Of course it won't hurt investments -- paying taxes is an investment in our country
 
 
 
 
Schools, for the most part, seem to be not organized and in practice for the benefit of the students, but for the adult practitioners. It's not just kids with (you know some kind of disability) but kids generally that are made less rather than more by standard schooling.
 
Somebody needs to take over the schools and get them functioning or find another paradigm to education.
 
 
 
 
What society needs to be sexually healthier generally is to stop treating sex like sin or woo-woo or a dirty secret. Bring sex back to its rightful place as simple biology. Bring people back to the understanding that we are biological beings. Now, once the shouting is over, let's have a clear, open, grown-up conversation about how my freedom to express ends where your personal space begins.
 
 
 
My feeling about bipolar is that it is about energy fluctuations, perhaps something to do with brain sugar levels.
 
 
 
 
If we think of addiction as habitualized behavior based on reward feedback rather than some scourge or disease, we can do better by all of us.

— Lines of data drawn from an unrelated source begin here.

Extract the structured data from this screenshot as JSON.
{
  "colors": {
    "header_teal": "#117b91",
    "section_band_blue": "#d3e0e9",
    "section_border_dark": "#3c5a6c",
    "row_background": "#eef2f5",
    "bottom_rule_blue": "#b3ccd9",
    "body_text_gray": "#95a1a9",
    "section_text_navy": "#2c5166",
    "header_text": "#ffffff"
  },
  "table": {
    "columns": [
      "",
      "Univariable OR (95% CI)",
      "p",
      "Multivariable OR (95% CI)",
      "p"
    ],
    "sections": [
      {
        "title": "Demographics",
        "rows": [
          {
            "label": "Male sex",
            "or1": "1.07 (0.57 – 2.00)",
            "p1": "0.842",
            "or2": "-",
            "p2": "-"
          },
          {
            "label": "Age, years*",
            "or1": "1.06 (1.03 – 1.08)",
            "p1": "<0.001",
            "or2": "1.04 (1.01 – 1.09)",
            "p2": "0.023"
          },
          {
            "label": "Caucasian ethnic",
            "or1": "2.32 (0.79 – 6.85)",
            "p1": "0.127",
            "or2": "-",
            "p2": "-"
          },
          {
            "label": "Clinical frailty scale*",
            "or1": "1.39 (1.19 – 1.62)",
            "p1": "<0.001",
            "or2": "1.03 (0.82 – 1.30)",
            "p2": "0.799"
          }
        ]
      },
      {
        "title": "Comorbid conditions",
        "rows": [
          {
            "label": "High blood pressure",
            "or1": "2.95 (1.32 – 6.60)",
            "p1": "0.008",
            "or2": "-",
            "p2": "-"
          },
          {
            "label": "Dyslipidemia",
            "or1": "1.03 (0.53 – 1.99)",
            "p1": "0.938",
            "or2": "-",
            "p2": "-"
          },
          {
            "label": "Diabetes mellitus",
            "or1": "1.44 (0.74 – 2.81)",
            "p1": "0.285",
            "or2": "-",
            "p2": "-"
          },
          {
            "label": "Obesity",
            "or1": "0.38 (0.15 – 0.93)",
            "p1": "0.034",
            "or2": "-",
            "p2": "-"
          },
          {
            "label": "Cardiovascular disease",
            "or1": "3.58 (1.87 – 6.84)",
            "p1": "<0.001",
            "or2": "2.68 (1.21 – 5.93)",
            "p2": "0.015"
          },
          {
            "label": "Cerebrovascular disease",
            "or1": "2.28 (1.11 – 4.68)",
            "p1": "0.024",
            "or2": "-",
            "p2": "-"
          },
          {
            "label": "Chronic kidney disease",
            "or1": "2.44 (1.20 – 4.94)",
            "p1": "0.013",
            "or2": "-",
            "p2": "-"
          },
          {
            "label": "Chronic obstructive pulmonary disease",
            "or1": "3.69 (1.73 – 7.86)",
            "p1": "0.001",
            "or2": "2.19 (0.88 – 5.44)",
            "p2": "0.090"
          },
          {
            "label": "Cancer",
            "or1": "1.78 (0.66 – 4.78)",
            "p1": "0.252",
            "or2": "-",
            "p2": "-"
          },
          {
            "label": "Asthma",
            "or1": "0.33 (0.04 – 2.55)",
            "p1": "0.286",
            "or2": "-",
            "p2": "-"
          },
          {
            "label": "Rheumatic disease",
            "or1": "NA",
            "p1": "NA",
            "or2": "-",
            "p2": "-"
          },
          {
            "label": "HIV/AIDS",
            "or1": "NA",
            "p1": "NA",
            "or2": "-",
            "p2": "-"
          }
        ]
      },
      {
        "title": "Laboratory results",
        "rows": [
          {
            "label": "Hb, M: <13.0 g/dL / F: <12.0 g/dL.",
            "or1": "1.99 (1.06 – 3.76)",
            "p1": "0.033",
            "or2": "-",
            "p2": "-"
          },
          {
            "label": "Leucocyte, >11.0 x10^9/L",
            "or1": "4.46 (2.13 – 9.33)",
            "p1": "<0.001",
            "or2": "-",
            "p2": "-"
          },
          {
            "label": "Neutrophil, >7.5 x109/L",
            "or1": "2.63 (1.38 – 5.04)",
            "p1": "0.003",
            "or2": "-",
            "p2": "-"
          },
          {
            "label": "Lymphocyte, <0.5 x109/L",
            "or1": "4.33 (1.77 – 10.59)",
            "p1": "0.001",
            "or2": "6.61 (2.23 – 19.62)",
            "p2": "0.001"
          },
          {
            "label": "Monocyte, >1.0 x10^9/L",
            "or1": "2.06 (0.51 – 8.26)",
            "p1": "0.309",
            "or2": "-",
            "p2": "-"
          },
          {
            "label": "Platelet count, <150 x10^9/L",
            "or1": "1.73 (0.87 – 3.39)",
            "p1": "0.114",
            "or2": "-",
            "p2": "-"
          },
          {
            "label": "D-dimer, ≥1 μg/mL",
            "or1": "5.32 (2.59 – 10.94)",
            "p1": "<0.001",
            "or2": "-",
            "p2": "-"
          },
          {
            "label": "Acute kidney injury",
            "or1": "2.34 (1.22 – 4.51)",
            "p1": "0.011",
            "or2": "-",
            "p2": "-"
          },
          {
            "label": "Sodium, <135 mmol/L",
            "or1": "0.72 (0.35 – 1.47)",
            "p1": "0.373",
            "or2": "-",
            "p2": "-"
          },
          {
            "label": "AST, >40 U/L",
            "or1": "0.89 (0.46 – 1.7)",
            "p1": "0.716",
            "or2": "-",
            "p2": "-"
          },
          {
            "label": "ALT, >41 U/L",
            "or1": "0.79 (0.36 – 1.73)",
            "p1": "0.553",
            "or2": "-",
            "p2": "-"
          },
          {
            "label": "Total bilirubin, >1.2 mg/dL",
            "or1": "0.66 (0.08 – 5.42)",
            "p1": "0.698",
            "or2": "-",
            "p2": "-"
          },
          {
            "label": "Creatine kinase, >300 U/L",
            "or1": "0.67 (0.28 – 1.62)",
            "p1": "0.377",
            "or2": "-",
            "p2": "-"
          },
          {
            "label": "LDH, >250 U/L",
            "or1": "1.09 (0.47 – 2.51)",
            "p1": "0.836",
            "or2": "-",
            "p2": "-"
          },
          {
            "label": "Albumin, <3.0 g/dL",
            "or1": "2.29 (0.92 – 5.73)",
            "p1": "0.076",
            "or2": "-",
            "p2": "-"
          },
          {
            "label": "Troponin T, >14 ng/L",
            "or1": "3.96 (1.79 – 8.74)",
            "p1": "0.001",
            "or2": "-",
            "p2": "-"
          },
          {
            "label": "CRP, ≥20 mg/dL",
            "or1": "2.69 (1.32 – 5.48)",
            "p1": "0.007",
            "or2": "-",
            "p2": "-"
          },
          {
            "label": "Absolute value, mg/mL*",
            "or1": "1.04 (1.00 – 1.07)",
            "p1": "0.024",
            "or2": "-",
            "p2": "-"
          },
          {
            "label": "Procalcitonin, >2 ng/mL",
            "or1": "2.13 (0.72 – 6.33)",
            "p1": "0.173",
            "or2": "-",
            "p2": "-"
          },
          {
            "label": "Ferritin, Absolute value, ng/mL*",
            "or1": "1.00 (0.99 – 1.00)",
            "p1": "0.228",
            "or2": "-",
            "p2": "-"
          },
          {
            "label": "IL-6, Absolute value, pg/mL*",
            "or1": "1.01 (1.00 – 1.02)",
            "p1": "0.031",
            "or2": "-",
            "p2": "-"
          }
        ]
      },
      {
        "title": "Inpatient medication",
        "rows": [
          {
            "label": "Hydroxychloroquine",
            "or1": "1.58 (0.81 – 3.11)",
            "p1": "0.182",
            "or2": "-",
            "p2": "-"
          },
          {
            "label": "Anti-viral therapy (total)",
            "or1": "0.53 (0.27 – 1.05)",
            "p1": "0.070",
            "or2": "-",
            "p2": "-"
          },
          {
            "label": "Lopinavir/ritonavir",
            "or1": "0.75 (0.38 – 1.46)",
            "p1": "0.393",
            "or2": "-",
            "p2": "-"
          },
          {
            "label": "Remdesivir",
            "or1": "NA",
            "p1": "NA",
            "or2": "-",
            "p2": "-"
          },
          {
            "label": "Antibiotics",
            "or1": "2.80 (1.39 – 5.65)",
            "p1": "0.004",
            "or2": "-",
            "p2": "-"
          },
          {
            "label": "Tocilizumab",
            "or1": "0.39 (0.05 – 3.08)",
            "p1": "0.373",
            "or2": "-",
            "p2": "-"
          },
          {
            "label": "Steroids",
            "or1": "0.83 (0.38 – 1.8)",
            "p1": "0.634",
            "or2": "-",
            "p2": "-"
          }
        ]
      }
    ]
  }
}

In fact, we can find better addictions with real rewards to replace those latched on to in panic or other arduous emotion.
 
(In an aside, it occurs to me that a lot of the uncomfortable behaviors we associate with addiction are more about the strain of the addict hiding who he is from family and friends, feeling more comfortable with other addicts with whom he can feel more revealable.)
 
 
 
We may like to blame feel good excuses like "children need fathers" "need religious upbringing" "need old fashioned discipline". What children need is the stability and encouragement of caring, involved, self-confident roles models in their everyday lives. The culture of despair that leads to and exacerbates the problems of poverty and dysfunctional homes is more about perceived powerlessness, and the passing on of mental illness both genetically and socially that keeps individuals, families, communities mired in dissociative confusion. Healthy individuals, families, communities can tolerate wide ranges of cultural norms.
 
 
 
There is no good nor bad. There is what is, and what we make of it.